Harding had been considering its options after running with Chevrolet engines in its first full IndyCar campaign.
But its rebirth as Steinbrenner and growing affiliation with the Andretti Autosport squad, which loaned the team staff and technical support later in the 2018 season, meant a Honda switch was on the cards.
Harding's in-flux engine situation also meant it was regularly mooted as a way McLaren could run Chevrolet engines and be affiliated with Andretti if it was to make a full switch to the series in 2019.
McLaren is now focussing on its own McLaren Racing Indianapolis 500 attempt and Harding has followed Andretti as a Honda-powered team.
“First of all, Harding Steinbrenner Racing is very appreciative of our relationship with Chevrolet in 2017 and '18,” said team president Brian Barnhart.
“However, our direction as a race team closely aligns with Honda for the near future. Therefore, we will be making a change to Honda and Honda Performance Development engines.
"We’re excited about their emphasis on the development of young talent and with our announcement of Colton Herta and Patricio O’Ward joining our team next year, it’s a natural fit for Harding Steinbrenner Racing and Honda to align in 2019.”
Honda has regularly stated that it was close to full capacity in its supply of engines to IndyCar teams.
But Honda says Harding's commitment to young talent, running Indy Lights graduates Colton Herta and 2018 champion Patricio O'Ward, made it an attractive option for 2019.

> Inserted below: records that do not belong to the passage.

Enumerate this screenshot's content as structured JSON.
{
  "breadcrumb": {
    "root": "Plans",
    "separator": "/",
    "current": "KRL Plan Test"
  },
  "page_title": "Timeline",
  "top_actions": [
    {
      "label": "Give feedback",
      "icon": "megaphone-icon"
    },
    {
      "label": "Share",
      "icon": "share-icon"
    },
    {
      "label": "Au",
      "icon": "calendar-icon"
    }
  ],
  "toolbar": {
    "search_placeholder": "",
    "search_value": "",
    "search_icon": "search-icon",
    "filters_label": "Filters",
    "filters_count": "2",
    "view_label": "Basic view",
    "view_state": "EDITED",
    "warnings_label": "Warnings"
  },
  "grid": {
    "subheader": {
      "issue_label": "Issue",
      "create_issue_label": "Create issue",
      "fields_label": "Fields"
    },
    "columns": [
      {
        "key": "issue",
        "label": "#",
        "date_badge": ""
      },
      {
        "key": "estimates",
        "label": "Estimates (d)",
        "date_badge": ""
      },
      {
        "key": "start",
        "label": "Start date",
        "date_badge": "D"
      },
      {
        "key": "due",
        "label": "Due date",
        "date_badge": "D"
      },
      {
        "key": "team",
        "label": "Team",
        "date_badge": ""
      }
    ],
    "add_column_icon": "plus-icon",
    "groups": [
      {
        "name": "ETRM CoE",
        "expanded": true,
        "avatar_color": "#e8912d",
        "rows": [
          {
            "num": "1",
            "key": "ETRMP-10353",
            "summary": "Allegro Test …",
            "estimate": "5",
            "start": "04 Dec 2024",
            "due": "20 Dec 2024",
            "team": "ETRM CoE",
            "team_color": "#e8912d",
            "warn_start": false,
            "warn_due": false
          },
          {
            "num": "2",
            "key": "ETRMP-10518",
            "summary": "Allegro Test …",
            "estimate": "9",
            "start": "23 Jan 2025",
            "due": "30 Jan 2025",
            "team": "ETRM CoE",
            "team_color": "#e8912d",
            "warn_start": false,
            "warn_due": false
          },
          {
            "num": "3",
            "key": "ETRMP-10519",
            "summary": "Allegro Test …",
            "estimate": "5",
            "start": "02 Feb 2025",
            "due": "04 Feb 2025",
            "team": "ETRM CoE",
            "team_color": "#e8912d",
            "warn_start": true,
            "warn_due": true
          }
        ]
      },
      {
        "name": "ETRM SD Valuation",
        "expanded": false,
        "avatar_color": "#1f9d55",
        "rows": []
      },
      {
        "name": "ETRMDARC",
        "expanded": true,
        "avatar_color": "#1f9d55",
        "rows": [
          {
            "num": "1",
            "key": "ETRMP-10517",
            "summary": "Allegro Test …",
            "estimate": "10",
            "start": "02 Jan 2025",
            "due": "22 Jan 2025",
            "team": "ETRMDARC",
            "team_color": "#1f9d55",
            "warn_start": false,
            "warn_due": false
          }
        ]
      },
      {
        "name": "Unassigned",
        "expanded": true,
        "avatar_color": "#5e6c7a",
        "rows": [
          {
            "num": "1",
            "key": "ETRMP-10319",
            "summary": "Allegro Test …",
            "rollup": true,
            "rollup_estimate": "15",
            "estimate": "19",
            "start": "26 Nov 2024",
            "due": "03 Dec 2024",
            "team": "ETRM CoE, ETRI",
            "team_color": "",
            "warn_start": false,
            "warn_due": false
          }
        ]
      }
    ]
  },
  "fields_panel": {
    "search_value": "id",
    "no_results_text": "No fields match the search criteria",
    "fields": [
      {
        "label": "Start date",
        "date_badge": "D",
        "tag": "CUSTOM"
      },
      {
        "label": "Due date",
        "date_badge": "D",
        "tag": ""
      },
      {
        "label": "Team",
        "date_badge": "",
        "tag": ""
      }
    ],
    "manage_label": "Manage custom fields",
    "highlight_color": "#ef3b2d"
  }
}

“We are delighted to have Harding Steinbrenner Racing join Honda’s IndyCar Series effort for 2019,” said Art St. Cyr, president of HPD.
“We are excited to welcome a team with enthusiastic ownership that also believes in developing drivers solidifies our line-up today, and into the future.
"With a pair of young North American drivers, Harding Steinbrenner Racing strengthens our overall racing effort and represents the future of our sport.
"We warmly welcome the team to the HPD family and look forward to working with them this season.”
Honda was the IndyCar engine of choice last year winning the manufacturers' crown and the drivers' title with Chip Ganassi Racing's Scott Dixon.
Its recent trend of Indy 500 dominance was lost in the new-for-2018 aerokit era as Penske-Chevrolet's Will Power won the famous race.